Atlantic Canada’s Salmon-Farming Sector Promotes Sustainable Communities

Fundy Salmon Recovery project. Photo by Nigel Fearon

Fundy Salmon Recovery project. Photo by Nigel Fearon

Atlantic Business Magazine - July 2021

They come with different backgrounds, expertise, and achievements, but the one thing all members of the Atlantic Canada Fish Farmers Association share is an origin story woven into the fabric of their communities.

“Our industry’s corporate social responsibility is on display every time we work on wild salmon conservation and coastal cleanups and local humanity and youth activities,” says Susan Farquharson, the organization’s Executive Director. “It’s baked in to everything we do.”

With 80 members – farmers, feed producers, support organizations, and regulatory agencies – the ACFFA represents an industry that contributes more than $2 billion, and over 8,000 jobs, each year to the Atlantic Canadian economy through research-intensive, environmentally and commercially responsible aquaculture.

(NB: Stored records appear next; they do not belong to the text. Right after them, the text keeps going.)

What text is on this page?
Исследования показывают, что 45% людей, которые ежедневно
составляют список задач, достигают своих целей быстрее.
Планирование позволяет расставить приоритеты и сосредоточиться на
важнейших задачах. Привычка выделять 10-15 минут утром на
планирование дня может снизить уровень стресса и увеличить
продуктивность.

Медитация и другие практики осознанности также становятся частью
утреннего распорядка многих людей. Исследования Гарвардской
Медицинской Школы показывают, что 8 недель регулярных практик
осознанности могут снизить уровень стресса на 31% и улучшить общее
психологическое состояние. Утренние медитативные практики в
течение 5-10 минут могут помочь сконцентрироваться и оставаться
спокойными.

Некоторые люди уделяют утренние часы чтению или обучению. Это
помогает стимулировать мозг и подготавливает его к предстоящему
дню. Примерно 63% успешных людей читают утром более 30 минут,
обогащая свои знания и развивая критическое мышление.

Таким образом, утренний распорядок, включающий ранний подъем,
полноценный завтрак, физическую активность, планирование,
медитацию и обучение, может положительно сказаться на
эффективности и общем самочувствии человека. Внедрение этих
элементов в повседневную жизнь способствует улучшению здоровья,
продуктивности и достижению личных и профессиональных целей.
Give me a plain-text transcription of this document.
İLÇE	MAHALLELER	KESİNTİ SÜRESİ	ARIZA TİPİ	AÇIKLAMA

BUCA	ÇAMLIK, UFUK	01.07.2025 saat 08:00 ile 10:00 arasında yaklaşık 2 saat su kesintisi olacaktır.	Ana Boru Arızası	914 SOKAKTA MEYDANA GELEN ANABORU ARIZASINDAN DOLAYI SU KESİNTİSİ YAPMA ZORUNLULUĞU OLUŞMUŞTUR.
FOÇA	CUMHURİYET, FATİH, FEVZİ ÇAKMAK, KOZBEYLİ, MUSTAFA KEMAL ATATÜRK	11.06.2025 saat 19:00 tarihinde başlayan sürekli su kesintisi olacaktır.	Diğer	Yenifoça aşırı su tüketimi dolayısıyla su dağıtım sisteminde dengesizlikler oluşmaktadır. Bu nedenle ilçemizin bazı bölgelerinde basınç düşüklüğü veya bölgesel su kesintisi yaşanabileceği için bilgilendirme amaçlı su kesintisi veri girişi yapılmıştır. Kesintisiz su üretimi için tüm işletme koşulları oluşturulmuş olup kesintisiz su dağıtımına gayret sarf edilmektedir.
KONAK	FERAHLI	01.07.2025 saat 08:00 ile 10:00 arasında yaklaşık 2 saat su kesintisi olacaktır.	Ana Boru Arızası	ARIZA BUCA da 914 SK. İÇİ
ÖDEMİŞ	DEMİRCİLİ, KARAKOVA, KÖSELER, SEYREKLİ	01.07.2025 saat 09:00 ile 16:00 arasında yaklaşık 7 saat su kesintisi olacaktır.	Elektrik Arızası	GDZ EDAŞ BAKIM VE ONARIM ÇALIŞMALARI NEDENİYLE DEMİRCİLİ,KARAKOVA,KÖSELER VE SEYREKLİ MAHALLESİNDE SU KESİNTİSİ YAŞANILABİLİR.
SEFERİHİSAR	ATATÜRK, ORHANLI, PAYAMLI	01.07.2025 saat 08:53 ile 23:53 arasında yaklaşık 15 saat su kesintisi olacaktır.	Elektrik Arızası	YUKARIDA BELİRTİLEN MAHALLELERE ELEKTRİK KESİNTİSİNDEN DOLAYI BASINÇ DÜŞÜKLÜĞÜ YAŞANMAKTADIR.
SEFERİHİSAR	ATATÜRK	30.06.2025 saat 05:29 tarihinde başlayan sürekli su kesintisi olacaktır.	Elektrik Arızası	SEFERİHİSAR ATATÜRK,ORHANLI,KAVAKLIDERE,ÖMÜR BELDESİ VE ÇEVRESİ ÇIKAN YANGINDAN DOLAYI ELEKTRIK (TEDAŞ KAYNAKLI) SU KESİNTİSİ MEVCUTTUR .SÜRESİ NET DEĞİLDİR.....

“This is very much a science-based business,” Farquharson says. “Our members are global experts working directly in a field that the Food and Agriculture Organization of the United Nations stated is one of the top five priority areas for saving the world’s oceans.”

That means working locally and collaboratively on programs and applying new technologies to rehabilitation efforts aimed at conserving wild marine and freshwater resources in their own backyards and across Atlantic Canada.

The Inner Bay of Fundy (iBoF) Salmon Recovery Project, for example, is an award-winning collaboration – ACFFA, Cooke Aquaculture, The Fort Folly First Nations Habitat Recovery Program, the Village of Grand Manan, the New Brunswick Department of Agriculture, several federal government departments, and the Atlantic Salmon Law Enforcement Coalition – that’s made strides through a full-scale effort to save the species from extinction.

“This is a wonderful example of how scientists, conservationists, salmon farmers, First Nations and governments use their combined expertise to create a tangible impact on the recovery of an at-risk species that might not otherwise be possible,” Farquharson says.

The work continues, uniting a diverse membership with a sturdy principle that resonates both in Atlantic Canada and beyond: Corporate social responsibility is a collective commitment to sustainable communities.